Así iniciaba la siguiente canción mientras paso a paso te acercabas sigilosamente hacia mi, haciéndote una vez más paso entre la muchedumbre. Andrea Bocelli iniciaba la canción “Oh sole mío”. Y esa “Bella cosa”que nosotros las llamamos personas, una de las más sublimes creaciones de Dios y a la que yo te denominé “Mi princesa” te hacías presente a mi lado. Te hiciste presente porque sabías que un momento así solo contigo el universo podría tener sentido. El tiempo y la distancia convergieron para regalarnos un eterno abrazo porque ambos sabíamos que la música siempre se conjuga en tiempo presente para nosotros.
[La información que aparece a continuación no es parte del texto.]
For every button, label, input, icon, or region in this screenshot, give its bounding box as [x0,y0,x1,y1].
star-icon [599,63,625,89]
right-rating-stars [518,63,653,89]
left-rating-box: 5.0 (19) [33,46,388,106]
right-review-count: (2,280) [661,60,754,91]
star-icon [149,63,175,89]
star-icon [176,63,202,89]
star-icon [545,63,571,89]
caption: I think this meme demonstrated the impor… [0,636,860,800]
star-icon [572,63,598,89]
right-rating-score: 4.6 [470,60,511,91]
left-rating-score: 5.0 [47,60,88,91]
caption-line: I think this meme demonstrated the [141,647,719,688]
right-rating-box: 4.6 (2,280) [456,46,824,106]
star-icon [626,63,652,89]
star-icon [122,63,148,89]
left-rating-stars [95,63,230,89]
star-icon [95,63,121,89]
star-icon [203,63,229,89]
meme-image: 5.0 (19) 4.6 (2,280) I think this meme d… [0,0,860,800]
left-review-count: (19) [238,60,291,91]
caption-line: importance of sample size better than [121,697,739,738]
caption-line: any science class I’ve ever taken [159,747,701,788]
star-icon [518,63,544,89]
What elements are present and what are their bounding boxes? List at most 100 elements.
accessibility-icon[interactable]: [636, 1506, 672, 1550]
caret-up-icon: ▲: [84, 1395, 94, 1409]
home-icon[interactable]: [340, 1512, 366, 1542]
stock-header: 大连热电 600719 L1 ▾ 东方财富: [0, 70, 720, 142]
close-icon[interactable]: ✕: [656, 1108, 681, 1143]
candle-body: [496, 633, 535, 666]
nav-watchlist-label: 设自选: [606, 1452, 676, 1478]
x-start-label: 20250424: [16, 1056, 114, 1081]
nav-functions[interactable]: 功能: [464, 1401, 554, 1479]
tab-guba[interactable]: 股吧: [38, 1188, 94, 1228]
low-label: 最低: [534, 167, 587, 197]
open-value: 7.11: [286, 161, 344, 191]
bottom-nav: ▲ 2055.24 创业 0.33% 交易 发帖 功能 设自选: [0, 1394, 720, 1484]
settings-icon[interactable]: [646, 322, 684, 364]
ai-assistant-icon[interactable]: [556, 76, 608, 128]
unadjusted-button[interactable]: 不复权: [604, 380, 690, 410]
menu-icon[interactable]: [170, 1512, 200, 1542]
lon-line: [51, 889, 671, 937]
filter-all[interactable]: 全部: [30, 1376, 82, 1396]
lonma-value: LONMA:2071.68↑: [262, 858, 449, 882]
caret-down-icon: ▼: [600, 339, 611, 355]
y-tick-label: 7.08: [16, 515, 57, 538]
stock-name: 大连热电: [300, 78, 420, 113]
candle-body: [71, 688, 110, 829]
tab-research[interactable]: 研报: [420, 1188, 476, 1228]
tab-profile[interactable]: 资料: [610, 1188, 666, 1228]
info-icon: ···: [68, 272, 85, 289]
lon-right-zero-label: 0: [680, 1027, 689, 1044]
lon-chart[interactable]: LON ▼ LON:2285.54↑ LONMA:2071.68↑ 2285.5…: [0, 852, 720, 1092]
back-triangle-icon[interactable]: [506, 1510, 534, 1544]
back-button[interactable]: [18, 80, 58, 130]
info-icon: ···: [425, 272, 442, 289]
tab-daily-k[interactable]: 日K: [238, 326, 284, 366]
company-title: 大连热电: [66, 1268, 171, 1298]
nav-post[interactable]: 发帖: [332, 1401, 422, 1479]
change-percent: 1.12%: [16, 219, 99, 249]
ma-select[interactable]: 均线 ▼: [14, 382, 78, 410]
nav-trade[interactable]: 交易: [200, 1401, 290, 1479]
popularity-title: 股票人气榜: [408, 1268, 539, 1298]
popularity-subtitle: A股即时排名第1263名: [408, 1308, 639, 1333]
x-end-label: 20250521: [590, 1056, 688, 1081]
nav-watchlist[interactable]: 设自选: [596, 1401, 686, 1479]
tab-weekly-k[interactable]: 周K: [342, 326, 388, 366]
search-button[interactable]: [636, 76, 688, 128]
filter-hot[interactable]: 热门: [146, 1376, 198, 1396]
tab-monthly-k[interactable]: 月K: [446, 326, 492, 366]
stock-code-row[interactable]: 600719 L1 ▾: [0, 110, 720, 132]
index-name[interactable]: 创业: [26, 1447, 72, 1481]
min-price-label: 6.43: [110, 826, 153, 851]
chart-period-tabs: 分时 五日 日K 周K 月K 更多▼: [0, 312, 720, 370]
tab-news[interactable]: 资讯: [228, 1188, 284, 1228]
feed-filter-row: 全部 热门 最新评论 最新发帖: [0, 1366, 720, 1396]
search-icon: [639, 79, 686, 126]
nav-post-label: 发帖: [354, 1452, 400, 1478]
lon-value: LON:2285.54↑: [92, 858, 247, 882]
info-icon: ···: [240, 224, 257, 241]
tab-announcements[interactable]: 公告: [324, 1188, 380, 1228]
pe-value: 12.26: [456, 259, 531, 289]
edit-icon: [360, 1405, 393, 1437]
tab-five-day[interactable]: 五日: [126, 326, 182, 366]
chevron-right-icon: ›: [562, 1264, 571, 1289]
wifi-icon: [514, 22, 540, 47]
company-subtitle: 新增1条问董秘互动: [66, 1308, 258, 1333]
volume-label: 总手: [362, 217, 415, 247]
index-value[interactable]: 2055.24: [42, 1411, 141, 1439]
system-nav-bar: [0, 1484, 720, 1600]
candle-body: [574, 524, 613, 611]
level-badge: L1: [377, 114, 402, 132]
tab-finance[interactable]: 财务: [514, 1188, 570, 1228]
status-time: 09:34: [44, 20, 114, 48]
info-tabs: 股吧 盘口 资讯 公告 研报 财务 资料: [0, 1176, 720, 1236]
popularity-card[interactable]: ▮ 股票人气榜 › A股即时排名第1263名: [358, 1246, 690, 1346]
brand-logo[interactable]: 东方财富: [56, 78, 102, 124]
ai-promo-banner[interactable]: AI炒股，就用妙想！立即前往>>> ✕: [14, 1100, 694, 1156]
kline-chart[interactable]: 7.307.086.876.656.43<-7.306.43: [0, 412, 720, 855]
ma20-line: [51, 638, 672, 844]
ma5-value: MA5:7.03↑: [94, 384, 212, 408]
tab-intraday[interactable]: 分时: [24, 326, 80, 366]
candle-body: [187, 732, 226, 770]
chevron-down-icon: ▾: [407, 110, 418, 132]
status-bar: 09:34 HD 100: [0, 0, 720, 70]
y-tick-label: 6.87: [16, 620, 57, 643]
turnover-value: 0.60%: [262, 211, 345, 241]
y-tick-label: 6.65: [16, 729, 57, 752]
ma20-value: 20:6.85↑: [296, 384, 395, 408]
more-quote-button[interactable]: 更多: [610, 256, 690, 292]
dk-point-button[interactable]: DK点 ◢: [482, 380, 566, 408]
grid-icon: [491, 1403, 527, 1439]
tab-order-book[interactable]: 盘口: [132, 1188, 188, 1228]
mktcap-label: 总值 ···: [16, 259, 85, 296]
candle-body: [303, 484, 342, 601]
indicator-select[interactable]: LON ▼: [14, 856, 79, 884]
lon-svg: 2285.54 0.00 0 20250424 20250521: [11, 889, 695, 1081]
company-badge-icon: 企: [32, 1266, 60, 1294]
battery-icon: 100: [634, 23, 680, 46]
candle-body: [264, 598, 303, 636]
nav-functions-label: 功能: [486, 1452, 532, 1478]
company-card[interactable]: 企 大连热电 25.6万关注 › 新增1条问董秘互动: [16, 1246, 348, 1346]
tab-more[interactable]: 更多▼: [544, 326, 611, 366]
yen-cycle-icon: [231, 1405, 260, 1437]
Esa canción que yo imploraba que fuera eterna iba llegando a su final. Ambos estábamos conscientes de lo que sucedería después. Sin embargo, no pudimos contener nuestras almas para hacernos uno en un eterno beso. ME regalaste una sonrisa y una vez mas sostenías mis manos entre las tuyas. No salieron palabras de tus labios pero tus ojos ya me decían lo que mis ojos querían leer.

Y caminaste de vuelta hacia la multitud.

Mientras te perdías entre todas esas personas ellas te aplaudían. Quizás esos aplausos se confundían con la expresión de agradecimiento a Bocelli por tan delicado momento. Nadie podía entender lo que sucedía ya que el tiempo y la distancia nunca van a poder expresar las sensaciones que dos personas que se aman pueden destellar. Pero me remito a corregir está última linea, ya que el golpe de realidad me vio tragando una vez más , en mi soledad, esas lagrimas que te buscaban desde aquella última vez que te vi.

Pero te sentí y te siento como si fuera la primera vez.

Nos vemos cuando la distancia y el tiempo nos conecten de vuelta mi princesa.

#AdmA

El cielo de San Petersburgo se tiño de tu sonrisa.